Ditton Park belonged to the crown in the reign of Queen Elizabeth I. It then belonged to Sir Ralph Winwood and passed to Ralph Montagu, 1st Duke of Montagu, through marriage. The present house which may have been first built around 1500 was badly damaged by fire in 1812. One of the features is the moat which surrounds the House and the immediate grounds. Park areas lie to the North and West of the moat.
Nearby, on the Great West Road, a public house known as the Montague [sic] Arms stands, now owned and operated as a Harvester Restaurant. The pub dates back to the early 19th Century
From the house (locally known as the Ditton Castle), a drive runs to the parish church of St. Mary the Virgin , Langley, via Conduit Way, Cedar Way, Green Drive and into the churchyard via Minster Way. This drive is evident on historical maps of the area.
In 1917 the property was taken over for the Admiralty Compass Observatory, which used the house and its immediate grounds until it was sold to Computer Associates in the 1990s.
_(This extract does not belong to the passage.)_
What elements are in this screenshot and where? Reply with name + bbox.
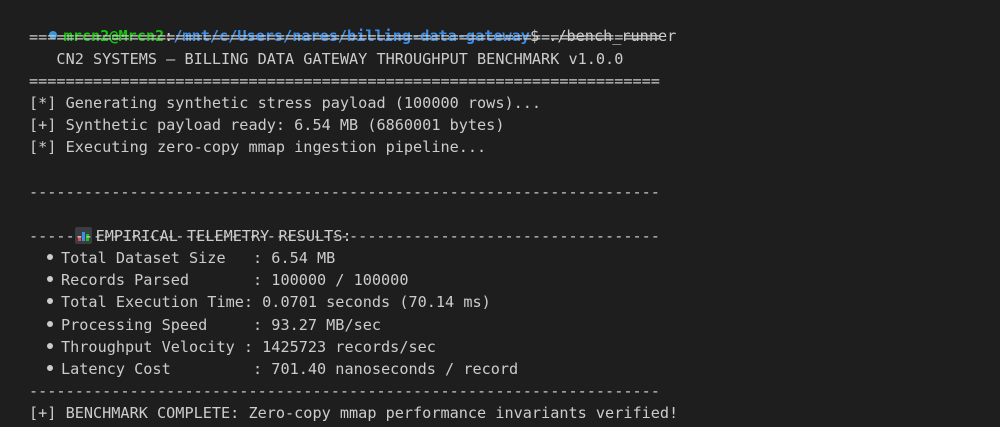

It has now been restored and re-landscaped and functions as a conference centre.
In the late 1990s, local concern was raised regarding the issue of radioactive contamination arising from the World War II era burial of radium based, luminous paints The Ministry of Defence successfully removed the contaminated material before the sale of the property to Computer Associates.
In 1920 West park started to be used for radio research, and this extended into the North park in 1924, and these activities eventually lead to the formation of the Radio Research Station which continued to operate on the site until about 1982 when the lands were sold to Calor Gas.
It was at the Radio Research Station in Ditton Park in 1935 that the idea for the development of British Radar defence system was conceived in 1935.